Ontem, o diretor voltou a afirmar que o aparentemente o gravador localizado não sofreu danos, mas que ainda não se sabe se as informações foram preservadas. "O estado exterior da caixa parece estar bom. No interior, nós não sabemos", ponderou. "A certificação do FDR não garante que ele resista tanto tempo embaixo d'água, mas nossos experts acreditam que existam chances de que possamos explorá-la, desde que não tenha havido corrosão." O que determinará se os dados poderão ou não ser recuperados é o estado do microchip que fica no interior da estrutura metálica. É nele que ficam armazenados os dados de um voo.

 

Os experts do BEA aguardam agora a transferência da primeira caixa-preta, que deve chegar a Paris dentro de oito a 10 dias - previsão que pode variar de acordo com as condições meteorológicas no Atlântico. Ainda no domingo, o gravador localizado foi lacrado em uma caixa pela Justiça da França, cujos representantes estão a bordo do navio Ile de Sein. No lado externo da caixa, um selo foi colado sobre uma etiqueta na qual se lê a expressão "Homicídio involuntário", uma referência ao processo que corre em Paris, no qual a Air France, companhia a qual pertencia o aparelho, e a Airbus, fabricante da aeronave, são rés.

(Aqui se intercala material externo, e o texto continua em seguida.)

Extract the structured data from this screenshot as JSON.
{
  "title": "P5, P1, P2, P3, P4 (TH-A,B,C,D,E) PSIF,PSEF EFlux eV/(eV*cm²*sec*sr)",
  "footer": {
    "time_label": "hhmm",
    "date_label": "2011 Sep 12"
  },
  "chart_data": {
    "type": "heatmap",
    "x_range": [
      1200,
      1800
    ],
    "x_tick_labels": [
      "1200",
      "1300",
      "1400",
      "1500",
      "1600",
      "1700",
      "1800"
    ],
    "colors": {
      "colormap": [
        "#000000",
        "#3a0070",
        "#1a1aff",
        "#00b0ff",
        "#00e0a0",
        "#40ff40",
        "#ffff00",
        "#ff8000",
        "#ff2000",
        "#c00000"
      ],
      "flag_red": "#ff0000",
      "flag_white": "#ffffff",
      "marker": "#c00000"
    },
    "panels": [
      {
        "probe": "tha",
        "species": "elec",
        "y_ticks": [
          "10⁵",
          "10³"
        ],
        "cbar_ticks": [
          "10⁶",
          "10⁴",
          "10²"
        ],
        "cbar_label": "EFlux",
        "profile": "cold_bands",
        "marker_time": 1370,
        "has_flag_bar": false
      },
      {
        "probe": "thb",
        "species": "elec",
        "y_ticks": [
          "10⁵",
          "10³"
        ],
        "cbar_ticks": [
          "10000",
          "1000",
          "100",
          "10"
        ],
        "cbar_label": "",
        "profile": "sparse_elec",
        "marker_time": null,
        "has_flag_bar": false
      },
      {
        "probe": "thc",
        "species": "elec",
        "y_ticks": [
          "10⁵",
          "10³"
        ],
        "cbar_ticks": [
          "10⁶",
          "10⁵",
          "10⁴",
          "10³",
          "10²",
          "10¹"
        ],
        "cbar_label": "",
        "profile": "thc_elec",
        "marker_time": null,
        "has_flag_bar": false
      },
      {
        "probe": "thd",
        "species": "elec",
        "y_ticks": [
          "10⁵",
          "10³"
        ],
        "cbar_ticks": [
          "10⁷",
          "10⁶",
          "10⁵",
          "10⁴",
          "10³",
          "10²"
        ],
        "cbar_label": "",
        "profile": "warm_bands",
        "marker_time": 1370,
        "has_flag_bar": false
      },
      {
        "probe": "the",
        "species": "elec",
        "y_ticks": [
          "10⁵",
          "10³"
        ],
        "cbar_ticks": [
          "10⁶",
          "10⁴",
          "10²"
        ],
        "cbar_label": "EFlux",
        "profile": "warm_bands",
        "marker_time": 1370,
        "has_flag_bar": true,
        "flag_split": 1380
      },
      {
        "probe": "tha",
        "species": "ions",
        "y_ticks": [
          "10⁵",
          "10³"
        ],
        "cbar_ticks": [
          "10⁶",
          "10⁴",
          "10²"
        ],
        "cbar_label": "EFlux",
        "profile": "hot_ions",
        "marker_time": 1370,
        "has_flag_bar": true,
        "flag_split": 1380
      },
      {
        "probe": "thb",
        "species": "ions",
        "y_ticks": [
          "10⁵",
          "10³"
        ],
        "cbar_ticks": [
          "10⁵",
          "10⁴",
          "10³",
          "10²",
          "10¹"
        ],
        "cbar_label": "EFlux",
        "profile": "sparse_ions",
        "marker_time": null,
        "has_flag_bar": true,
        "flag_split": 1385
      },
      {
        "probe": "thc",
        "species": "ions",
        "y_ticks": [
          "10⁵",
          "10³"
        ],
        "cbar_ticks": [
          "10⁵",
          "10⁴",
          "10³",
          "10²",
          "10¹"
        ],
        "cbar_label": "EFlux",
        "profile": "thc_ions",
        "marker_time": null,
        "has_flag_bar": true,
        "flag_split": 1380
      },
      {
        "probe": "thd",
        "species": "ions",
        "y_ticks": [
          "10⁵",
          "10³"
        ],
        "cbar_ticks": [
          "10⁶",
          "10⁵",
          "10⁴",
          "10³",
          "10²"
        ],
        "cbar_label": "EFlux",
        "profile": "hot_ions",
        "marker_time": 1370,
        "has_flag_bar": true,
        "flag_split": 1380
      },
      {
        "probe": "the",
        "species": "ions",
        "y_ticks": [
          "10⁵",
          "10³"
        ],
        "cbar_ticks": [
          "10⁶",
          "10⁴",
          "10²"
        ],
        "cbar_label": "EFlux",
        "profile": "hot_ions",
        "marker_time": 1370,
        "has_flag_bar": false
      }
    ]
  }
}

Sobre o processo, Jean-Claude Guidicelli, advogado de algumas das famílias francesas que estavam entre as 228 vítimas do desastre, se disse cético ao comentar a recuperação da primeira das caixas-pretas. "Trata-se de uma operação de marketing para permitir à Air France e à Airbus ocultar uma responsabilidade evidente", denunciou o advogado.

 

Corpos. Enquanto a investigação técnica avança, com a descoberta do FDR, a busca pelos corpos das vítimas ainda não começou, segundo confirmou Martine Del Bono. "Como somos um escritório de investigação, nossa prioridade é a repescagem dos gravadores, porque precisamos esclarecer as circunstâncias do acidente", justificou. "A operação de resgate dos corpos não começou. Serão os oficiais de Justiça que decidirão sobre o início dessa etapa."